Шрифт:
Закладка:
— Не пой на посмешище старому черту!
А печальная старая песня все звенит в его ушах. И стало ему всего жалко. Отца жалко. Мать жалко. И самого себя жалко.
⠀⠀ ⠀⠀
⠀⠀ ⠀⠀
⠀⠀ ⠀⠀
Колю бьют
⠀⠀ ⠀⠀
В каждое окошко хмуро заглянул вечер. Пора зажигать огни. Зажгла лампу тетя. Зажгла лампу Тайкина мама — Ольга Никаноровна. Зажгли лампу богатые немцы. Только у Мишки темным-темно: никого нет дома. И у Кольки темно: тоже никого нет. И у Сережки темно: они едят картошку в темноте. Им сейчас так лучше.
А ребята идут от солдат. Идут веселые, смеются, машут руками. И кажется, что в глазах у каждого тоже кто-то зажег огоньки.
С другой стороны подходит Мишкина мама — бежит из типографии, как всегда ни жива, ни мертва:
— Где-то Миша, сыночек мой? Вдруг убежал на речку? Вдруг что-нибудь случилось?
Столкнулись у ворот, словно сговорились. Остановились. Марья Ивановна радуется:
— Вот он, мой Мишенька! Жив-здоров!
И вдруг откуда-то злой беспощадный голос:
— Николай! Ты куда ходил? Кто тебе разрешил?
Все как услышали, так и окаменели: это проклятый Колин отчим, как из-под земли, вырос у калитки.
Добегали! Погубили товарища!
А Маевский снова:
— Куда ходил, негодяй? Кто тебе разрешил?
Тут все посмотрели на Кольку.
Он стоит белый-белый. Стоит — молчит.
— Домой, негодяй! Марш домой!
И Коля пошел. Как-то боком пошел. А этот ирод за ним.
Сейчас сдерут с него всю шкуру, убьют его!
Молча, не сговариваясь, все ребята пришли на крылечко, где только что закрылась дверь за Колей. Стоят и ждут. Ждать горько. А сделать ничего нельзя.
Они уже поднялись по лестнице: Коля — впереди, а отчим — за ним. И даже через дверь слышно, как тяжело дышит Коля.
И вот началось… Удар! Такой глухой удар! Это он ударил и заорал:
— Кто тебе разрешил уйти?.. Я разрешил?.. Господь бог разрешил?.. Говори, как ты выбрался?..
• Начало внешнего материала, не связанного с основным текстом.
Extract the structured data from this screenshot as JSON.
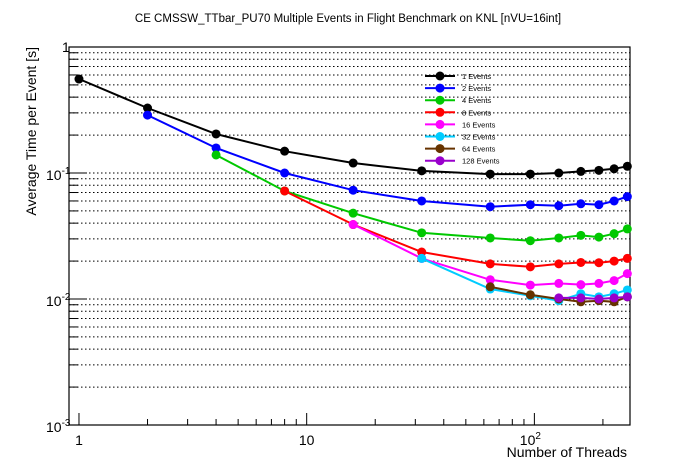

Ребята не дышат — слушают. Тоська-поляк волнуется больше всех. Ведь если Коля расскажет, кто его отпирает, кто ключи подобрал, так Тоське ой как достанется. Его даже могут счесть за вора. Дескать, он не зря, а — зачем-то в чужой дом проникает, ключи подбирает.
Но Колька молчит. Молчит золотой наш Коленька.
Он его снова ударил. Опять такой глухой удар.
— Как ты выбрался? Как вылез, негодяй?
— Вы заперли, а дверь не заперлась, — наконец, сказал Коля. — Вот я и выбрался.
— Врешь, негодяй! Я хорошо запирал!
— А она не заперлась…
— Значит, ты должен был тут сидеть, как собака на цепи… Дом караулить… Кто тебе разрешил уйти?..
Коля молчит.
— Ложись, негодяй!
И снова р-раз!.. P-раз!.. Р-раз!..
Тайка зажала уши. Мишкина мама, вся бледная-бледная, гонит Мишку домой. Мишка не уходит.
А тот все бьет, бьет и бьет.
Коля долго молчал, терпел, не сдавался, но вдруг все-таки закричал:
— Ой, больно! Ой, больше не буду!
— Сдался! — сказал Толька.
— Трудно огольцу, — сказал Сережка.
А тот все бьет, бьет.
Мишкина мама больше не могла вынести. Она кинулась к двери, стала ломиться в квартиру номер четыре. Стучит в дверь кулаками, пинает ногами.
Там все притихло. Потом топ… топ… топ… Маевский спустился ко лестнице, открыл дверь.
— А-а-а… Марья Ивановна! — сказал он и даже постарался улыбнуться. — Что вам угодно?
А сам смотрит на нее колючими глазами.
Мишкина мама говорит:
— Пощадите ребенка… Нельзя же так… Смилуйтесь…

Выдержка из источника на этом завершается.